At least that’s what I thought.

The days leading up to the show were an overload of catching up on tracks and brushing up on lyrics. To say the least, I heard things differently than my high school and college-aged self once did. I mean, these dudes were singing about how more people could benefit from learning about Marcus Garvey and Assata Shakur. They saw the rampant classism that was only grown wider. There were heavy, dark moments to the songs that made you throw your fists in the air and dive into a pit like a maniac.

What struck was one thing – in an almost frightening manner, these words are more prescient than when they were first released in the late 90s and early 00s. Their music had morphed into something completely different, something too relevant considering it is now 2017. So when I yelled, “You’re part of it!” or “I can’t believe no one ever told me!” on Saturday night, I was thinking about what we were all doing to back those words up with action, mainly myself.

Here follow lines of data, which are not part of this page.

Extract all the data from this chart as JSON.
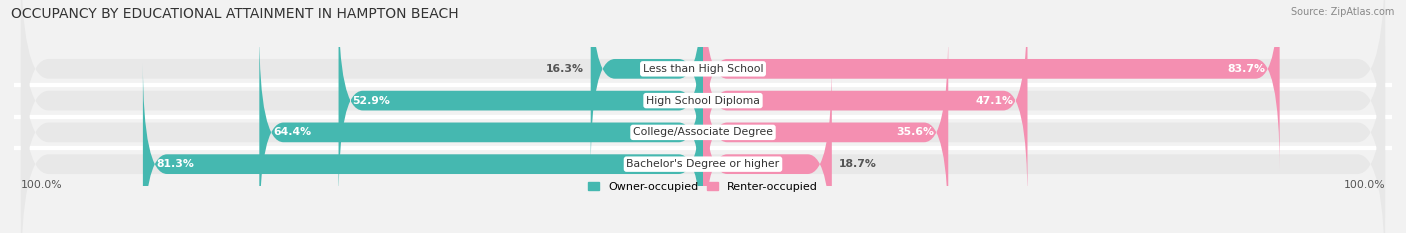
{
  "title": "OCCUPANCY BY EDUCATIONAL ATTAINMENT IN HAMPTON BEACH",
  "source": "Source: ZipAtlas.com",
  "categories": [
    "Less than High School",
    "High School Diploma",
    "College/Associate Degree",
    "Bachelor's Degree or higher"
  ],
  "owner_values": [
    16.3,
    52.9,
    64.4,
    81.3
  ],
  "renter_values": [
    83.7,
    47.1,
    35.6,
    18.7
  ],
  "owner_color": "#45b8b0",
  "renter_color": "#f48fb1",
  "bg_color": "#f2f2f2",
  "row_bg_color": "#e8e8e8",
  "row_sep_color": "#ffffff",
  "bar_height": 0.62,
  "title_fontsize": 10,
  "label_fontsize": 7.8,
  "source_fontsize": 7,
  "legend_fontsize": 8,
  "max_val": 100.0,
  "x_left_label": "100.0%",
  "x_right_label": "100.0%"
}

Anyway, it was truly an engrossing experience seeing one of my favorite bands again. The crowd was hot – very hot. I’ve been to shows where people sang. I don’t think I’ve ever been to shows where this percentage of people sang basically every word. Highs were at their ultimate – Andrew Bonner celebrating his dad’s recovery from a health scare, Aaron Stuart celebrating his girlfriend’s pregnancy, the folks on the floor celebrating seeing the band again. Andrew’s parents and Aaron’s girlfriend were in attendance, which made us all feel like the extended family we fans had convinced ourselves we were a part of years ago.

No matter what drew each person to the Sinclair that night, our voices were bound together. Now it’s time to figure out how they’re heard beyond the setting of a music venue at 1:00 am.


In our new series on the live music we see, we hope to explore a different side of the live music experience.